8. Pour écarter l'argumentation par laquelle Mme [B] soutenait avoir versé à l'avocat, outre la somme globale de 3 000 euros à titre d'acomptes, une somme supplémentaire de 4 701,28 euros, l'ordonnance retient que ni la copie du chèque évoqué à cet effet, ni le relevé bancaire justifiant du débit, n'ont été versés aux débats.

9. En statuant ainsi, alors que, dans ses observations écrites soutenues oralement à l'audience, Mme [B] invoquait le versement aux débats d'une copie du chèque et du relevé de compte en question et qu'il ressort du dossier de la procédure suivie devant lui que, d'une part, cette copie était annexée aux écritures produites par l'intéressée, d'autre part, selon le procès-verbal d'audience, le représentant de l'avocat indiquait ne pas contester l'encaissement, le 18 décembre 2013, du chèque litigieux de 4 701,28 euros, le premier président, qui a méconnu l'objet du litige, a violé le texte susvisé.

PAR CES MOTIFS, et sans qu'il y ait lieu de statuer sur l'autre grief du pourvoi, la Cour :

CASSE ET ANNULE, mais seulement en ce qu'elle fixe le solde des honoraires dus par Mme [B] à Mme [I], après déduction d'une somme de 3 000 euros déjà versée, à la somme de 3 696 euros TTC, condamne Mme [B] à payer cette somme à Mme [I] ainsi qu'aux dépens, et rejette la demande de Mme [B] au titre de l'article 700 du code de procédure civile, l'ordonnance rendue le 3 décembre 2019, entre les parties, par le premier président de la cour d'appel de Paris ;

Remet, sur ces points, l'affaire et les parties dans l'état où elles se trouvaient avant cette ordonnance et les renvoie devant la cour d'appel de Paris, autrement composée.
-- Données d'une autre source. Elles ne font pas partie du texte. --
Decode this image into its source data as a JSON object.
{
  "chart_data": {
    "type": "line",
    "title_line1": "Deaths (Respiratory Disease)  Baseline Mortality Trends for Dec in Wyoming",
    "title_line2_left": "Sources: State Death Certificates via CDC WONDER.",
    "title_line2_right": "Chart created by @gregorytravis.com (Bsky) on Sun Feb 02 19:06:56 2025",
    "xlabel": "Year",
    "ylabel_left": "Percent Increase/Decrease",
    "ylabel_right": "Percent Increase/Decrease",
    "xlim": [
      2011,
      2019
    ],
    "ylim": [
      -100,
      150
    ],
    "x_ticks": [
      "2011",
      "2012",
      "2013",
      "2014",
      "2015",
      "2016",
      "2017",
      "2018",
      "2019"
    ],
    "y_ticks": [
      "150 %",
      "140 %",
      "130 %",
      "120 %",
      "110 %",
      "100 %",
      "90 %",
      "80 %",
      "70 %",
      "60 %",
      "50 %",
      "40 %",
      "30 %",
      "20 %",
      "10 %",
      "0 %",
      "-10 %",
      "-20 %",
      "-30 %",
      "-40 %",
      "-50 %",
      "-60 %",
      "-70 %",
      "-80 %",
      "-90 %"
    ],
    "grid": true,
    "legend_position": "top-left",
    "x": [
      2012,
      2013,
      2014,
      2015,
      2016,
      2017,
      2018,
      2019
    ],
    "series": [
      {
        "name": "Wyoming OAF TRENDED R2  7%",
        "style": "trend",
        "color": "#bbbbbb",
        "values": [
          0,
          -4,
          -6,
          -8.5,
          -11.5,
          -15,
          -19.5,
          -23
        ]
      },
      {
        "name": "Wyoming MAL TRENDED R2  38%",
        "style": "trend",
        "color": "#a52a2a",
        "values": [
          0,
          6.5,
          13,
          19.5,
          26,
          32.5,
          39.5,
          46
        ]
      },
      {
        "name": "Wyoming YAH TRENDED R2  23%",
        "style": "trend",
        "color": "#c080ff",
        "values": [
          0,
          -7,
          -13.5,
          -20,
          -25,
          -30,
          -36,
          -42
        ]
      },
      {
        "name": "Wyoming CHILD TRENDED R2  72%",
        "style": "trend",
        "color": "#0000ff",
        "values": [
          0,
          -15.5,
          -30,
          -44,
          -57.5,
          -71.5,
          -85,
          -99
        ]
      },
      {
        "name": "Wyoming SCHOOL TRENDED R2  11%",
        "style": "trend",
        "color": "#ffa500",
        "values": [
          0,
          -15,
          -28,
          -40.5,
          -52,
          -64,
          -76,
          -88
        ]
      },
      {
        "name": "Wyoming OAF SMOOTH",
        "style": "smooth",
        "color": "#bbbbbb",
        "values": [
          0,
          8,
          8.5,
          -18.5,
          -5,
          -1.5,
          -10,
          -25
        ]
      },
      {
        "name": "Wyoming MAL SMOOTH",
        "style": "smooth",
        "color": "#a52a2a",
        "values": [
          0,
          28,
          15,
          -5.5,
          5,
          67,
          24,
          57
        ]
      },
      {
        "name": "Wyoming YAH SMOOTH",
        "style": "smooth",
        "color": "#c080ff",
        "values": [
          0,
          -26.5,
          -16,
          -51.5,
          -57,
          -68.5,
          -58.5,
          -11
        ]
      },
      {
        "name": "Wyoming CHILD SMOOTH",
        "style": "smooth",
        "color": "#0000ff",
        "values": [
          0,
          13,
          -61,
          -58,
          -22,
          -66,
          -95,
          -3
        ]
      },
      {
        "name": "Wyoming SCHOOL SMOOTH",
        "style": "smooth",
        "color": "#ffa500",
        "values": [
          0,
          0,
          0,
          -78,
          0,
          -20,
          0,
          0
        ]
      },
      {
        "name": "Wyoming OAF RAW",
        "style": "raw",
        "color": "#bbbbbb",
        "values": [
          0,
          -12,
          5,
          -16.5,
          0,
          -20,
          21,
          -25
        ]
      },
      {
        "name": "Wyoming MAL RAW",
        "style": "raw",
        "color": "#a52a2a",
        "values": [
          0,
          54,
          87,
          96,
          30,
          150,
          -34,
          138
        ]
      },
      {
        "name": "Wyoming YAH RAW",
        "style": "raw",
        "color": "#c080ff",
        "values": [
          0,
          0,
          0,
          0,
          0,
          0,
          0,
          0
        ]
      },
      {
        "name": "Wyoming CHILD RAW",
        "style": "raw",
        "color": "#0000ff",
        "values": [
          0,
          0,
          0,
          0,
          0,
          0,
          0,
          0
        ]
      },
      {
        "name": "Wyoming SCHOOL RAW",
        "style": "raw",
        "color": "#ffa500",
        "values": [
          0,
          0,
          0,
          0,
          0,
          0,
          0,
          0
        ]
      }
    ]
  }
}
Arrêt rendu en formation restreinte hors RNSM.

- Président : M. Pireyre - Rapporteur : M. Talabardon - Avocat général : Mme Trassoudaine-Verger - Avocat(s) : SARL Cabinet Rousseau et Tapie ; SARL Matuchansky, Poupot et Valdelièvre -

Rapprochement(s) :

A rapprocher, avec le principe applicable en procédure écrite : 2e Civ., 11 janvier 2006, pourvoi n° 03-18.577, Bull. 2006, II, n° 10 ; 2e Civ., 11 janvier 2006, pourvoi n° 03-18.984, Bull. 2006, II, n° 11 ; 2e Civ., 11 janvier 2006, pourvois n° 03-18.412 et n° 03-17.381, Bull. 2006, II, n° 12 ; 2e Civ., 11 janvier 2006, pourvoi n° 04-11.129, Bull. 2006, II, n° 13 ; Com., 27 juin 2006, pourvoi n° 02-19.089, Bull. 2006, IV, n° 154 ; 1re Civ., 14 novembre 2006, pourvoi n° 05-12.102, Bull. 2006, I, n° 487 ; 3e Civ., 6 juin 2007, pourvoi n° 06-13.996, Bull. 2007, III, n° 99.